Edwin Kiptoo Claims Inaugural Kalakaua Merrie Mile By Five Seconds
By Chris Lotsbom
HONOLULU, HI, USA (10-Dec) — Overcome with emotion, Edwin Ngetich Kiptoo ran down Kalakaua Avenue next to Waikiki Beach and didn’t stop at the Kalakaua Merrie Mile finish line despite winning the race.
After chasing down all the elite women, who had been given a 27-second head-start, and crossing the finish as champion of the inaugural race in 3:57.4, the Kenyan kept his pace up through the finish chute, blowing past cheering spectators and race volunteers. Kiptoo wouldn’t stop until reaching the Waikiki beachfront, when his manager Davor Savija flagged him down and got his attention. On his first trip outside of Kenya, Kiptoo didn’t want to slow down until he was assured that he had indeed won the gender challenge and its $3500 first prize.
“I chased the ladies and caught them. I wanted to push,” Kiptoo said, surrounded by spectators wanting selfies. “This is my first time. It’s a very nice place.”
In what may be America’s only pro road mile with a handicap format, organizers only added a prize money purse last Wednesday, paying $3500-1500-1000 for the first three athletes to cross the line. Honolulu Marathon Association president, Dr. Jim Barahal, came up with the 27-second gap and hoped for a tight finish.

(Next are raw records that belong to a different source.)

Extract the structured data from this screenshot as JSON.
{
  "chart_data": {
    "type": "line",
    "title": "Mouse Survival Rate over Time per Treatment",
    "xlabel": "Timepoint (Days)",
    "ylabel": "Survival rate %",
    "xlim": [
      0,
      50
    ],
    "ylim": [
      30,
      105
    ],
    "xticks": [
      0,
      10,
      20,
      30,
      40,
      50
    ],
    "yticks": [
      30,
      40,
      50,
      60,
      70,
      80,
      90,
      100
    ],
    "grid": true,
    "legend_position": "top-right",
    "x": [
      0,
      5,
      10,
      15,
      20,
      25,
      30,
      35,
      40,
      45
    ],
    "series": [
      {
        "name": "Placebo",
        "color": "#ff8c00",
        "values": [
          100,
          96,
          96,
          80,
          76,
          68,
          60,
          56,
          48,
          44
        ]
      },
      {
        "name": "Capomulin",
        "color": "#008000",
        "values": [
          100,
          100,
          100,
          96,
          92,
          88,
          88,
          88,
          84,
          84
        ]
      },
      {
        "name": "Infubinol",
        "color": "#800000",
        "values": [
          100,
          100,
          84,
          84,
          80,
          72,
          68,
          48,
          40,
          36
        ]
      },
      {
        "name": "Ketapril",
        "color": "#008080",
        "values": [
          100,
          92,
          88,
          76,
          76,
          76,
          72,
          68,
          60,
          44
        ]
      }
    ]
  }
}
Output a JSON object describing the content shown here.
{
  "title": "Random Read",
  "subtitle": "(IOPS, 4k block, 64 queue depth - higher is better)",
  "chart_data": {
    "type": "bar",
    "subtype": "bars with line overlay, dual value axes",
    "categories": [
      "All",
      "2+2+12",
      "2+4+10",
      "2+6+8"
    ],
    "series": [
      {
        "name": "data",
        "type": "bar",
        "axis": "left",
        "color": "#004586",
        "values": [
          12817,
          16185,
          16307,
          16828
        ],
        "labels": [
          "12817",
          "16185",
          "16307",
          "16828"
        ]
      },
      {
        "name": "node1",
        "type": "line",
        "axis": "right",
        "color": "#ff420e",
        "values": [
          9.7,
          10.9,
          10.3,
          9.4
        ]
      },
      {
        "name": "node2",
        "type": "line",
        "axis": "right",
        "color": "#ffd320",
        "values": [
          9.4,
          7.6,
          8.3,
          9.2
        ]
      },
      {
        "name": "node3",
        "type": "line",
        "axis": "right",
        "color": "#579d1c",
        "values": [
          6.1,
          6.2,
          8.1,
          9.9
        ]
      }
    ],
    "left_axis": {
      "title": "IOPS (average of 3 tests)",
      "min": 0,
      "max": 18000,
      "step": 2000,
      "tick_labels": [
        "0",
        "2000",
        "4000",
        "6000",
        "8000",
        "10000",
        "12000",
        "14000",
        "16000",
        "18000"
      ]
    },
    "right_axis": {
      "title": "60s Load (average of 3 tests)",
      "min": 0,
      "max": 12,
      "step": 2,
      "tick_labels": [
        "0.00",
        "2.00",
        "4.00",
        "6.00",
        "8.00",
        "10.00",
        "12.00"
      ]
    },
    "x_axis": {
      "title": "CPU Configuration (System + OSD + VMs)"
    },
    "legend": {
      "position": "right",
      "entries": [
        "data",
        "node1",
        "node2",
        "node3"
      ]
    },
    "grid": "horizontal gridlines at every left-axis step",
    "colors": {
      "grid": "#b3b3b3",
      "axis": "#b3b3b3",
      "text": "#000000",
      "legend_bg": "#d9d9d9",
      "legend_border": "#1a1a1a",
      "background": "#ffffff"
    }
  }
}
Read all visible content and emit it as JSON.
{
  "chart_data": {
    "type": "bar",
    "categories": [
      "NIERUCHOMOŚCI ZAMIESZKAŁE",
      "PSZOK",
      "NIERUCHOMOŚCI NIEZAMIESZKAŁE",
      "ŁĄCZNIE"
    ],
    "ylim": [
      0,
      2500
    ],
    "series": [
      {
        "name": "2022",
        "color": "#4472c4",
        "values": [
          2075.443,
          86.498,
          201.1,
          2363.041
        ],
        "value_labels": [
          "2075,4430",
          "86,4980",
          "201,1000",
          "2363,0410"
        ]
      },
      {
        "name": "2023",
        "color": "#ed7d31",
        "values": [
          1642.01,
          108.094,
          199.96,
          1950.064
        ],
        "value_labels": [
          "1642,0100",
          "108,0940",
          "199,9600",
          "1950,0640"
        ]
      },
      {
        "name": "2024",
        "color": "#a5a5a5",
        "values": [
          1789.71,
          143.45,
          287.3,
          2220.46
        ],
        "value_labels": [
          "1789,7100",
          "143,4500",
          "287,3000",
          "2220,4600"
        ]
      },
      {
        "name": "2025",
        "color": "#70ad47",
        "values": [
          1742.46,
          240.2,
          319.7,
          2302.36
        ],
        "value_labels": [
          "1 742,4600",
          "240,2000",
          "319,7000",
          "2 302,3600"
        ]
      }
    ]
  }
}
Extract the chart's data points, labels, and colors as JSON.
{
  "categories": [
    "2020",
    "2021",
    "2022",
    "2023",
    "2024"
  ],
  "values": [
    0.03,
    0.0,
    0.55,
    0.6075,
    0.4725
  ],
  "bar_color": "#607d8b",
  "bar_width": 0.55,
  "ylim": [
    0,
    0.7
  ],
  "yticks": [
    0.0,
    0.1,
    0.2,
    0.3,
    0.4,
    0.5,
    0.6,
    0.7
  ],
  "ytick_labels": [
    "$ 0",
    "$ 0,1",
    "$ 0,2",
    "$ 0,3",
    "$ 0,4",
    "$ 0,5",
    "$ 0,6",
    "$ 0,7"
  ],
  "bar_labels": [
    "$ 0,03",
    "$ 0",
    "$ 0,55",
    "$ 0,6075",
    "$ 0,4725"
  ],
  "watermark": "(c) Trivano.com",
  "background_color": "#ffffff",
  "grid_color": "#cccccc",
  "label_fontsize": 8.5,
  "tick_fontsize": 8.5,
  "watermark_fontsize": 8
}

Nicole Sifuentes, Shannon Osika, and Dominique Scott-Efurd led the women’s race from the gun, running three wide with Aisha Praught Leer and Erin Finn several steps back. Wanting to build a concrete buffer on the men, Sifuentes charged early figuring a cushion would be necessary with the likes of Kiptoo, Olympic 1500m finalist Nate Brannen, and 2014 NYRR Wanamaker Mile champion Will Leer in the field.
“We just went out hard from the gun, so the whole thing was hard. I didn’t necessarily feel like I could speed up at any point because I was gunning it,” Sifuentes told Race Results Weekly.
When the men started, Kiptoo promptly took the lead and wanted to front the male charge. He entered the race with a bold strategy. “I wanted to catch them before the turning point,” he explained. That was my plan.” Kiptoo quickly left the rest of the men’s field, which also included New Zealand miler Hamish Carson and USA steeplechaser Mason Ferlic, behind.
By the turn-around point –approximately a kilometer into the course– Kiptoo had accomplished his goal in part. He’d already caught up to Finn, and Sifuentes, Osika, and Scott-Efurd were only another 12 seconds ahead. The rest of the men were another eight seconds behind Kiptoo.